Image: Transgenic worms, Hofstenia miamia. Credit; Lorenzo Ricci, University of Harvard
Several species can regenerate body parts when they are lost, but few are better at regeneration than three-banded panther worms. If the acoel worms lose their head, they can regrow another one. Cut the worms in half, and in 8 weeks you will have two fully formed worms. You could cut them into several pieces and new worms would regenerate from each of the pieces. They are true masters of regeneration.
Hofstenia miamia is a marine worm about the size of a grain of rice. Studying H. miamia could unlock the secrets to whole-body regeneration, which could lead to the discovery of new methods of treating injuries and diseases.
Harvard University researchers have now developed a method of introducing foreign genes into the genome of H. miamia that are preserved consistently across generations through a process called transgenesis. Transgenesis is used by researchers to study how cells and tissues work in the body of an animal. Genes can be introduced that are not normally present, and those genes will then be preserved across future generations. Researchers can also remove genes from the genome to determine the function of the genes.
The researchers, led by Manasi Srivastava, Ph.D., associate professor of organismic and evolutionary biology and curator of invertebrate zoology in the Museum of Comparative Zoology at Harvard University, used their new technique to make the worms glow in the dark. A gene was introduced into embryonic cells which coded for proteins that fluoresce under UV light. The transgenic worms took around 8 weeks to generate from the embryonic cells, with their epidermis, gut, and muscles glowing red or green under UV light.
The fluorescent markers allowed the researchers to study the worms in much greater detail and observe how cells look inside the animal and how they interact with each other. Through precision genetic manipulation, the researchers switched off certain genes and successfully disrupted the ability of the worms to regenerate. Further studies should uncover the specific genes that are required for full-body regeneration. The researchers have already identified several DNA switches that appear to be control genes for whole-body regeneration.
The researchers have gained insights into how muscle fibers in the worms connect with each other and with other cells and have shown they provide structure and support, akin to a skeleton in vertebrates. The muscle cells may do more than provide support and allow the worms to move. They could, for instance, play an important role in storing and communicating information on the body parts that need to be regenerated.

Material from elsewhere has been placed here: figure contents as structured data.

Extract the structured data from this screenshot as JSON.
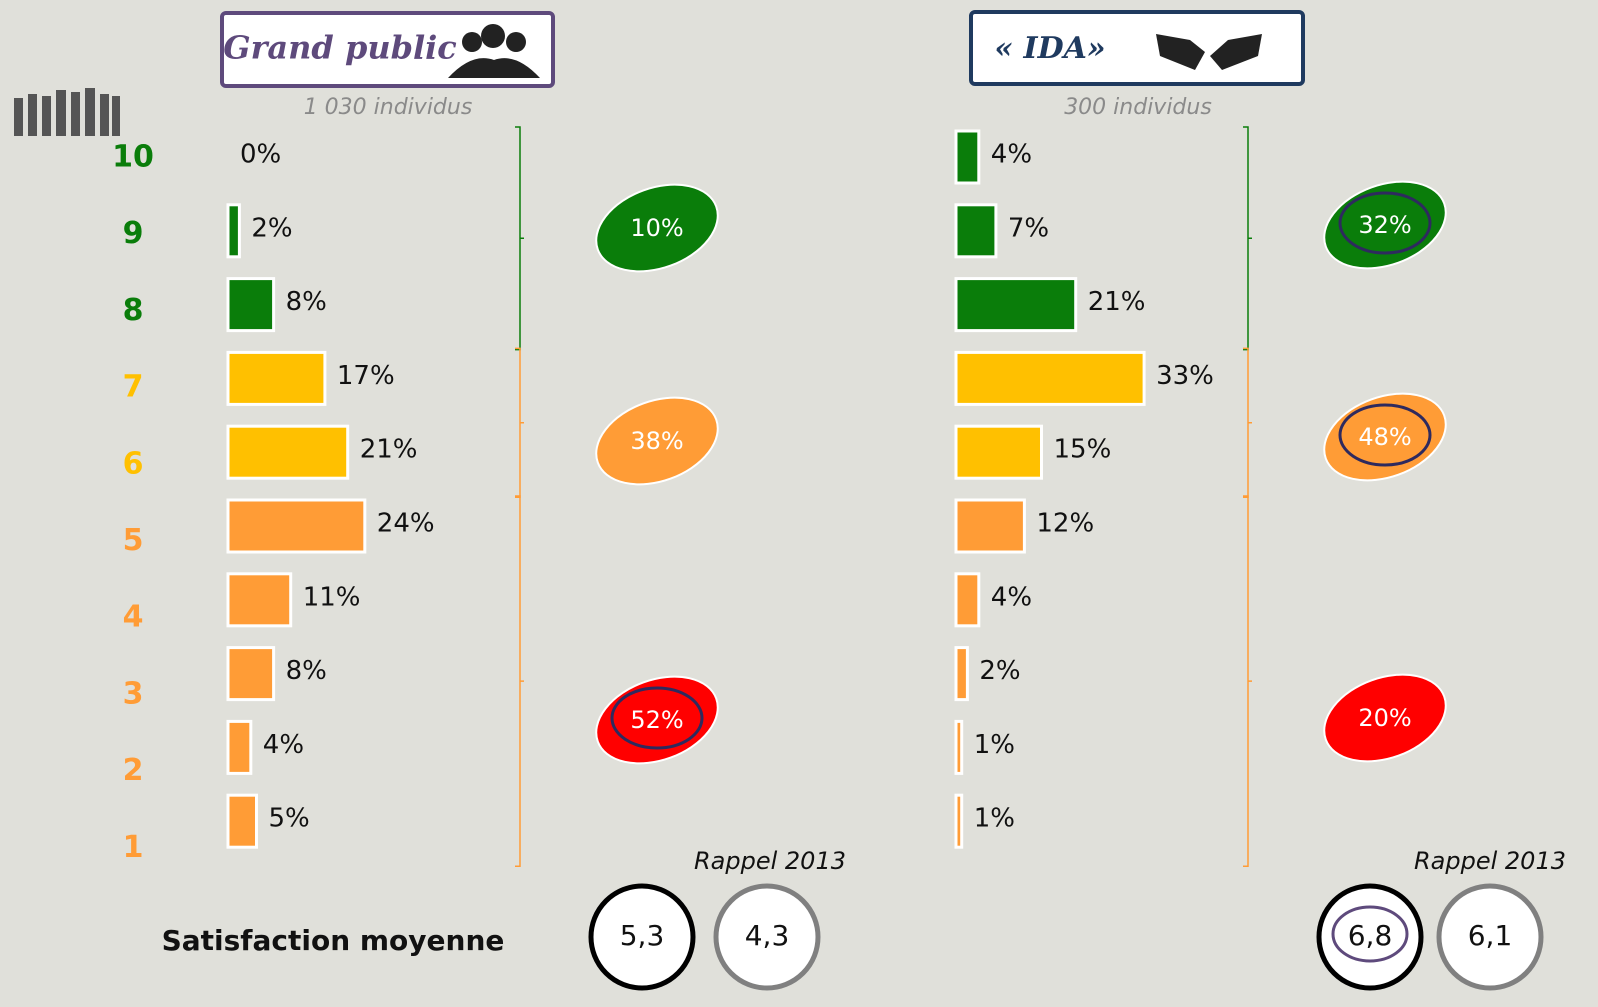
{
  "chart_data": [
    {
      "type": "bar",
      "title": "Grand public",
      "subtitle": "1 030 individus",
      "categories": [
        "10",
        "9",
        "8",
        "7",
        "6",
        "5",
        "4",
        "3",
        "2",
        "1"
      ],
      "values": [
        0,
        2,
        8,
        17,
        21,
        24,
        11,
        8,
        4,
        5
      ],
      "value_labels": [
        "0%",
        "2%",
        "8%",
        "17%",
        "21%",
        "24%",
        "11%",
        "8%",
        "4%",
        "5%"
      ],
      "colors": [
        "#0a7d0a",
        "#0a7d0a",
        "#0a7d0a",
        "#ffc000",
        "#ffc000",
        "#ff9c36",
        "#ff9c36",
        "#ff9c36",
        "#ff9c36",
        "#ff9c36"
      ],
      "groups": [
        {
          "value": 10,
          "label": "10%",
          "color": "#0a7d0a"
        },
        {
          "value": 38,
          "label": "38%",
          "color": "#ff9c36"
        },
        {
          "value": 52,
          "label": "52%",
          "color": "#ff0000"
        }
      ],
      "mean": {
        "value": 5.3,
        "label": "5,3"
      },
      "previous": {
        "value": 4.3,
        "label": "4,3"
      },
      "previous_label": "Rappel 2013"
    },
    {
      "type": "bar",
      "title": "« IDA»",
      "subtitle": "300 individus",
      "values": [
        4,
        7,
        21,
        33,
        15,
        12,
        4,
        2,
        1,
        1
      ],
      "value_labels": [
        "4%",
        "7%",
        "21%",
        "33%",
        "15%",
        "12%",
        "4%",
        "2%",
        "1%",
        "1%"
      ],
      "colors": [
        "#0a7d0a",
        "#0a7d0a",
        "#0a7d0a",
        "#ffc000",
        "#ffc000",
        "#ff9c36",
        "#ff9c36",
        "#ff9c36",
        "#ff9c36",
        "#ff9c36"
      ],
      "groups": [
        {
          "value": 32,
          "label": "32%",
          "color": "#0a7d0a"
        },
        {
          "value": 48,
          "label": "48%",
          "color": "#ff9c36"
        },
        {
          "value": 20,
          "label": "20%",
          "color": "#ff0000"
        }
      ],
      "mean": {
        "value": 6.8,
        "label": "6,8"
      },
      "previous": {
        "value": 6.1,
        "label": "6,1"
      },
      "previous_label": "Rappel 2013"
    }
  ],
  "footer_label": "Satisfaction moyenne"
}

The researchers are now studying a population of pluripotent stem cells that are essential for regeneration. The cells, called neoblasts, can produce any other cell in the body, including skin cells, gut cells, muscle cells, and neurons.
“We don’t know how any one of these cells actually behave in the animal during regeneration,” said Srivastava. “Having the transgenic worms will allow us to watch the cells in the context of the animal as it regenerates.”